Öncelikle buradaki amacın işçilerin dikkatsizliği, kendileri önlem almadığı için ‘iş kazalarının’ gerçekleştiği algısının kuvvetlendirilmek istenmesi olduğunu savunan Fatma Alökmen, “Oysa iş güvenliği tedbirleri esas olarak patronların sorumluluğundadır. Nasıl ki işçiler çalışma saatlerini kendi isteklerine göre belirleyememektedir, aynı şekilde iş kazalarına yönelik alınması gereken tedbirlerde patronların sorumluluğundadır. Daha çok iş çıkartmak için ‘hadi hadi’ baskısıyla çalıştırılan, üç işçinin yapacağı iş tek bir işçiye yüklenirken işçi nasıl önlem alabilir ki? Yani işçi sağlığı ve iş güvenliği tedbirlerinden sorumlu olan patronlardır.
“ÖNLEMLERİN ALINIP ALINMADIĞINI DENETLEME YÜKÜMLÜLÜĞÜ DEVLETE AİTTİR”
Bu önlemlerin alınıp alınmadığını denetleme yükümlülüğü de devlete aittir.
Mersin Serbest Bölge’de bulunan tekstil fabrikalarında gördüğümüz gerçek (ki bu başka fabrikalar içinde geçerlidir) olası iş kazası riskine dikkat etmeksizin kendisine verilen görevi en hızlı bir şekilde yerine getiren işçinin ‘iyi işçi’ olduğudur. İşçilerden beklenen kendilerine verilen işin ne kadar kısa sürede bitirildiği, ne kadar çok iş çıkardığıdır.
Zaten durum böyle olmasaydı işçi sağlığı ve işçi güvenliği tedbirleri gerçekten alınır, bu tedbirler gerçekten denetlenirdi.
“İSG TEDBİRLERİ ASLINDA BİR FORMALİTEDEN İBARET”
İSG tedbirleri aslında bir formaliteden ibarettir. İşçilere verilmesi gereken eğitimler işçilere verilmiş gibi imza attırılmaktadır. Yani hepsi kâğıt üzerindedir. Veriliyorsa bile bu eğitim en fazla 15-20 dakikalık bir süredir. Bu sürelerde üretim aksamasın diye çoğu zaman işçilerin dinlenme saatlilerine denk getirilmektedir.

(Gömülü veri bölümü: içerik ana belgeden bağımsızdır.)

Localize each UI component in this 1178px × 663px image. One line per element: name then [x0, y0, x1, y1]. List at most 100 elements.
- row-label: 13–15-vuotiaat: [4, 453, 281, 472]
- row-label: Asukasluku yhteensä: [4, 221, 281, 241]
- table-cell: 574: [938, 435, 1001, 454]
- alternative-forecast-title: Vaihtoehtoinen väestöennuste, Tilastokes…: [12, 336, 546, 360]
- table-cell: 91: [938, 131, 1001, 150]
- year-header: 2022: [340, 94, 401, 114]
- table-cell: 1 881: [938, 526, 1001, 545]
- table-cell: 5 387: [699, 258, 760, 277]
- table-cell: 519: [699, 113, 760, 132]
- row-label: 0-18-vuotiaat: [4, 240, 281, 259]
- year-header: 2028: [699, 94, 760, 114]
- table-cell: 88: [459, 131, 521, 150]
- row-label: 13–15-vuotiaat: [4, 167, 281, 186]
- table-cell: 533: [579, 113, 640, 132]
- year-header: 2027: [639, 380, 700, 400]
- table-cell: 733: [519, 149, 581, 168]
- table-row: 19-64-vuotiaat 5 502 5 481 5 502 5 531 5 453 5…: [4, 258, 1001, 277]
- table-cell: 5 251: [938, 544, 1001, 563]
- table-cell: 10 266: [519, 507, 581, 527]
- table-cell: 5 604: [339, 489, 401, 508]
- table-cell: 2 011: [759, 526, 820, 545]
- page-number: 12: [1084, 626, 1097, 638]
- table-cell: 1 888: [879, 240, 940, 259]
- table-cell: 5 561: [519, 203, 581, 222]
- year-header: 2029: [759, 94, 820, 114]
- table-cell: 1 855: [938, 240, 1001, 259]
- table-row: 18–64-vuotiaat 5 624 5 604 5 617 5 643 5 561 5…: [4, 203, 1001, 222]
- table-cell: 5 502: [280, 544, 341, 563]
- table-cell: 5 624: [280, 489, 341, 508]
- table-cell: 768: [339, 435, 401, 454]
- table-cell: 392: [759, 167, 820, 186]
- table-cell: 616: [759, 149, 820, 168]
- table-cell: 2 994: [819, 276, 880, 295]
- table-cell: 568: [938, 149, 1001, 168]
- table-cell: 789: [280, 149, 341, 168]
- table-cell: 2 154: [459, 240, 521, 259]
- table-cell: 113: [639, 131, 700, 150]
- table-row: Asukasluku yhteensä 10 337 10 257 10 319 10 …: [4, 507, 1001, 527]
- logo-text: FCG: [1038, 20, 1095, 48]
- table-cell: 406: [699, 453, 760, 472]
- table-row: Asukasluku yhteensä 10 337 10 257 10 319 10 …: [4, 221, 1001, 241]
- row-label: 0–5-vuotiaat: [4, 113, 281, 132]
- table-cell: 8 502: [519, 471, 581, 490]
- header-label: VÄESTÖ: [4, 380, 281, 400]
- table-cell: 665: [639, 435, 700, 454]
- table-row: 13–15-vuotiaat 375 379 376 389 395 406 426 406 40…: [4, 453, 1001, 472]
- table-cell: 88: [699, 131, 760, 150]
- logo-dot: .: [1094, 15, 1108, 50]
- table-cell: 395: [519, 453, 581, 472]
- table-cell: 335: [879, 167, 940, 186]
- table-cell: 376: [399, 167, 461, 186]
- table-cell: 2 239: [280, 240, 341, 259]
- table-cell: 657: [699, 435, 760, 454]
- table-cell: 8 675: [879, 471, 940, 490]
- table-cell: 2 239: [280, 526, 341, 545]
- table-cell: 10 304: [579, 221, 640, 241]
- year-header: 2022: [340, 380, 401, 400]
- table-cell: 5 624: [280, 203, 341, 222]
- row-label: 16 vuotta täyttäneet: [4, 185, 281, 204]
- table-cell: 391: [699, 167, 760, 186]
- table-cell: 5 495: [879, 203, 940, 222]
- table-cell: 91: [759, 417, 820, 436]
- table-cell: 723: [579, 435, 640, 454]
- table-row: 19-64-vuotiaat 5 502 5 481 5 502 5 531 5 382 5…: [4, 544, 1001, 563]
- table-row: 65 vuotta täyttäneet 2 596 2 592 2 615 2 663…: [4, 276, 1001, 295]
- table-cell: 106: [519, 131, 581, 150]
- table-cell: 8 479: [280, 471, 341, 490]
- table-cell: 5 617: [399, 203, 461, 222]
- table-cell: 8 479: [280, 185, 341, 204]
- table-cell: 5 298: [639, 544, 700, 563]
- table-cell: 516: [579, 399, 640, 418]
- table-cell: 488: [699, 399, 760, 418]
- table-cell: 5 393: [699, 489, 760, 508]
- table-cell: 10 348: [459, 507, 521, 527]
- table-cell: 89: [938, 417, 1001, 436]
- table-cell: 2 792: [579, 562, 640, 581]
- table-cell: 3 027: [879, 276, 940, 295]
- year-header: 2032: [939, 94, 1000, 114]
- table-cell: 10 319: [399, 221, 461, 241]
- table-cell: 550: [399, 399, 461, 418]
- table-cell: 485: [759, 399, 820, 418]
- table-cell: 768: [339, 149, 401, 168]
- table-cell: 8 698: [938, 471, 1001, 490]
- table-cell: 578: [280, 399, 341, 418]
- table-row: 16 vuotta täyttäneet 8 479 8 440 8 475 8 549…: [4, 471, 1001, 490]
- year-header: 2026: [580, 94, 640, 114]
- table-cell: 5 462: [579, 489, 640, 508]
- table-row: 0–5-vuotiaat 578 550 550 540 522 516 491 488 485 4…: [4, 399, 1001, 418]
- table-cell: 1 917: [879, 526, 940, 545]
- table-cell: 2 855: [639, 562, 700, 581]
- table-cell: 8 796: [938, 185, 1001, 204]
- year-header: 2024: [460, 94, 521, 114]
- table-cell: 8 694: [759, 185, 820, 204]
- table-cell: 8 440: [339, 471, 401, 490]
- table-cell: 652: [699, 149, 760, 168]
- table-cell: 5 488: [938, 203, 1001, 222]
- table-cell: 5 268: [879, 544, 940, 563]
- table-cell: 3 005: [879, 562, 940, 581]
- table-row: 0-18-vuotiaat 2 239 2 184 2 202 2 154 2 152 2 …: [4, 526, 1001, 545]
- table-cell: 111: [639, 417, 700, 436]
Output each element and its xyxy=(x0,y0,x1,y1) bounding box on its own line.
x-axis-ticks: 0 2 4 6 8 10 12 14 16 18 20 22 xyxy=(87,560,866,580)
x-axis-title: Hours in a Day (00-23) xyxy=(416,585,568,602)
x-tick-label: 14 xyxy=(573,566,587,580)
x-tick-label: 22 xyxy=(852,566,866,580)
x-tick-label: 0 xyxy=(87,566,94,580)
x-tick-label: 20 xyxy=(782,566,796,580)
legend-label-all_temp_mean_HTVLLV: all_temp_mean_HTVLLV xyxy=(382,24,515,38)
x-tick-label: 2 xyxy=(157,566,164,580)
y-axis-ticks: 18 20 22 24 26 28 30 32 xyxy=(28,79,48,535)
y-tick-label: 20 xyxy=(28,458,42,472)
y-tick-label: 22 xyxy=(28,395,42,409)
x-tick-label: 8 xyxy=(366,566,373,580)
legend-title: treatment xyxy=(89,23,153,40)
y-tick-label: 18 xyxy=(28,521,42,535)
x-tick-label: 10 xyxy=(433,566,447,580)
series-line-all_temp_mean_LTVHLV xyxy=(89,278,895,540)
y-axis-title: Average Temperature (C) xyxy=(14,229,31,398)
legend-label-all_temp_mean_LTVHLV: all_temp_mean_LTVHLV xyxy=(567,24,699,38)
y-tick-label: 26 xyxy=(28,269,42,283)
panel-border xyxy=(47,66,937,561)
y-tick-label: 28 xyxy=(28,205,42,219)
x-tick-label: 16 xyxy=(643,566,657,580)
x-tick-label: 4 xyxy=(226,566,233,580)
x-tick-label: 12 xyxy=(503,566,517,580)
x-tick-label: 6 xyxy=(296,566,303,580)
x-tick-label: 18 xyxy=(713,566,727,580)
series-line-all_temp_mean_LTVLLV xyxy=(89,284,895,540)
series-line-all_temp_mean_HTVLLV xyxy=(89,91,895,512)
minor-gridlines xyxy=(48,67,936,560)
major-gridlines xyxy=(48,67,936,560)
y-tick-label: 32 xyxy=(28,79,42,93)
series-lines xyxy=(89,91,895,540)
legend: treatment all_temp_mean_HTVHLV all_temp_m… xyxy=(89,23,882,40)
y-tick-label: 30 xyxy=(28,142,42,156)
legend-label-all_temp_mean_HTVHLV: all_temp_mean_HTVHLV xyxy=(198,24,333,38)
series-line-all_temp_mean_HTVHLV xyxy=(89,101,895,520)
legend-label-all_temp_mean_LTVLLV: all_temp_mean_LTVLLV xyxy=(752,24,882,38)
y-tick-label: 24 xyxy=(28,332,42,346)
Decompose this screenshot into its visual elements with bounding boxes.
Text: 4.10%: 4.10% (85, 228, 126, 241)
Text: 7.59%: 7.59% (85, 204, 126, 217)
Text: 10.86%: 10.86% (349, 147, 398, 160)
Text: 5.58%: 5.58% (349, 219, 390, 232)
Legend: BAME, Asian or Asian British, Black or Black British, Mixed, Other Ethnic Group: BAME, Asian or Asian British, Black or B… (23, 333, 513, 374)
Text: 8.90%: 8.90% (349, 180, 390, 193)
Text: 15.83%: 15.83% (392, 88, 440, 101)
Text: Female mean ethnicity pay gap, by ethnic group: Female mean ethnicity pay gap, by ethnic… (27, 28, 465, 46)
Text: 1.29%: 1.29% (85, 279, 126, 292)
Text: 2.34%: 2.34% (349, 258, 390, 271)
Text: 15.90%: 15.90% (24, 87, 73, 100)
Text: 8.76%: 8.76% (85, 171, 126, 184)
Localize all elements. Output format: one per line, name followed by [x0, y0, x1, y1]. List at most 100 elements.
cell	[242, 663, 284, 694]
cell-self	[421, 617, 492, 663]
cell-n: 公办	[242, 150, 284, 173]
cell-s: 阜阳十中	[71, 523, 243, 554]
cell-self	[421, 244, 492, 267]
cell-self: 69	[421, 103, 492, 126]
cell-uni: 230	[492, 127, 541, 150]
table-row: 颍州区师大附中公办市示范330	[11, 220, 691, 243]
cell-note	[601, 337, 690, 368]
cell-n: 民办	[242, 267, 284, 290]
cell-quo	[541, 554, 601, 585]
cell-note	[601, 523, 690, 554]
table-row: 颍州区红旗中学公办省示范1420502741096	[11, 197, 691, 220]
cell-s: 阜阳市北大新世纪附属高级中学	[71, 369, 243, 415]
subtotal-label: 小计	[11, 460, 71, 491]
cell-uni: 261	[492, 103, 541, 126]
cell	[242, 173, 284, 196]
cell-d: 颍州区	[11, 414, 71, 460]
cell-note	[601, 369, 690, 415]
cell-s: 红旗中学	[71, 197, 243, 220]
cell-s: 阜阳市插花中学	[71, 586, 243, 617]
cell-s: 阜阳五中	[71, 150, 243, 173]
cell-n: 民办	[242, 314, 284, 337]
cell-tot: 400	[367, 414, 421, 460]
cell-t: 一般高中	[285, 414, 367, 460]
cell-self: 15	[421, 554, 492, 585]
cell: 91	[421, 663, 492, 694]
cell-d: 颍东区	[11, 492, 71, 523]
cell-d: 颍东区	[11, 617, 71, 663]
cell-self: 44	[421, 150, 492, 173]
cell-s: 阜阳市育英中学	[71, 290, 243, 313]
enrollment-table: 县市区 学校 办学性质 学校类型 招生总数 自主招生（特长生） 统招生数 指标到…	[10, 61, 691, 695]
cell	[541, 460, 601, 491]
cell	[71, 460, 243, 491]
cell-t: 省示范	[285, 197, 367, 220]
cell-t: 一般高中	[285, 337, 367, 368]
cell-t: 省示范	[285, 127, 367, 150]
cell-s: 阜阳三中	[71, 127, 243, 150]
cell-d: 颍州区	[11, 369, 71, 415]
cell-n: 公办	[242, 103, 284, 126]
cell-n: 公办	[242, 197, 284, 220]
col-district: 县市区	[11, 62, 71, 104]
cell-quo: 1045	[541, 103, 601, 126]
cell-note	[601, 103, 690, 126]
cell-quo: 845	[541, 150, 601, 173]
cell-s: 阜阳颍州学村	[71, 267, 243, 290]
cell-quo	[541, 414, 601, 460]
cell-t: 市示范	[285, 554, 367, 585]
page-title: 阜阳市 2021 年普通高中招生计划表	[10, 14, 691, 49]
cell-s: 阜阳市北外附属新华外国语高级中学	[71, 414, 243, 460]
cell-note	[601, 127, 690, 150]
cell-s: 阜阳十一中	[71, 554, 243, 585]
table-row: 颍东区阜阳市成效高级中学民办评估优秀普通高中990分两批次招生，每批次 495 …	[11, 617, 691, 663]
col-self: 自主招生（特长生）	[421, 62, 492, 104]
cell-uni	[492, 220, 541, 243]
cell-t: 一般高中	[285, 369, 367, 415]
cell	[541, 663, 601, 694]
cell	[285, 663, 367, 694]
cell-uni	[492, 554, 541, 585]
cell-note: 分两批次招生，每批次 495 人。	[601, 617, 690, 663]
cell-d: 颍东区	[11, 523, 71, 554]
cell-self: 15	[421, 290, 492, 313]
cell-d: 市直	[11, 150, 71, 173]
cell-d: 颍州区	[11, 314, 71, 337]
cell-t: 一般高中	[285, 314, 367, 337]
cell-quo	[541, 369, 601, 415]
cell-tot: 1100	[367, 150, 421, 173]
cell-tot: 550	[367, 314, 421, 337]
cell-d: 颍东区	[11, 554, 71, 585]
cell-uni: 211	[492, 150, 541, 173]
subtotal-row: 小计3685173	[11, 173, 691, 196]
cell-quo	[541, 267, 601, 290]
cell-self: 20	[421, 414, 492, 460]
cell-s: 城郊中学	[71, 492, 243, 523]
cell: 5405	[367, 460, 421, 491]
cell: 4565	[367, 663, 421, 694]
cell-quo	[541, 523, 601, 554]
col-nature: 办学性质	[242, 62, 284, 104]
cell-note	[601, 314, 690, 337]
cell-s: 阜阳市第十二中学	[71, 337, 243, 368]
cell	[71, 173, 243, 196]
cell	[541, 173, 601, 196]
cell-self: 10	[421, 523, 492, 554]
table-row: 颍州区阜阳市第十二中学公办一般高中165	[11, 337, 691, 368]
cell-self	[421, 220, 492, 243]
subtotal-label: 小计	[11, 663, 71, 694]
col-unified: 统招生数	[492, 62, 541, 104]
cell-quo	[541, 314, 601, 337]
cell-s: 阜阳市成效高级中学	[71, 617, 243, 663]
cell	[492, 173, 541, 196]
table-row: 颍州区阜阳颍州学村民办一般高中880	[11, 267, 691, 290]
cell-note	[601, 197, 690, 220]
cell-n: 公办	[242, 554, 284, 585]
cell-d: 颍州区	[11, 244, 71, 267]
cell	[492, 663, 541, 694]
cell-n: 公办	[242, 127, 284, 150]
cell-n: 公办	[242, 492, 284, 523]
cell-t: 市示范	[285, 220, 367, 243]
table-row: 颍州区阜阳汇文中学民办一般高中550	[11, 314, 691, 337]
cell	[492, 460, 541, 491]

İş kazalarına yönelik tedbir amaçlı uygulamalar böyle iken denetimler söz konusu olduğunda da farklı bir tablo yoktur” diye konuştu.
“DENETİMLERDEN BİR GÜN ÖNCE HABERDAR OLUNUYOR”
Ayrıca önemli iddiaları da gündeme getiren DEV TEKSTİL Genel Merkez Yönetimi adına Fatma Alökmen, şunları söyledi: “Mersin Serbest Bölge’de yapılacak denetimlerden patronların bir gün öncesinden haberdar olduğunu bilmekteyiz. Denetimler de böyle geçiştirilmektedir.
Türkiye’nin genelinde ciddi anlamda işçi sağlığı ve iş güvenliği sorunu var. Mersin Serbest Bölge’de de tablo bu durumdan farklı değil. Hatta çok daha fazla sorun var. İrili ufaklı birçok iş kazası yaşanmakta. Ancak işçiler işten atılma korkusuyla yaşanan kazalara sessiz kalabiliyor. Kayıtlara bu yüzden geçmiyor.
“SERBEST BÖLGE’YE HASTANE YAPILSIN”
Sendikamız işçi sağlığı ve işçi güvenliği konusuna dikkat çekmek için geçtiğimiz yıllarda, yine yaşanan bir başka ölümlü ‘iş kazası’ sonrası ‘Mersin Serbest Bölge’ye Hastane İstiyoruz’ talebiyle kampanya başlatmıştı. Toplanan imzalar sonrasında, her ne kadar talebimizi tam karşılamasa da serbest bölgeye bir sağlık merkezi açıldı. Küçük ölçekteki iş kazalarına yönelik ilk müdahalelerin yapılabildiğini bizzat sendika üyelerimizin yaşadıklarından biliyoruz.
Ancak asıl problem bu iş kazalarını gerçekleşmeden önlemektir. Aslında uygulanması kolay tedbirlerle bu ‘iş kazaları’ önlenebilir. Son olarak Amasra’da yaşanan işçi katliam da bir kez daha göstermiştir ki “iş kazaları” kader değil alınmayan önlemlerin sonucudur”.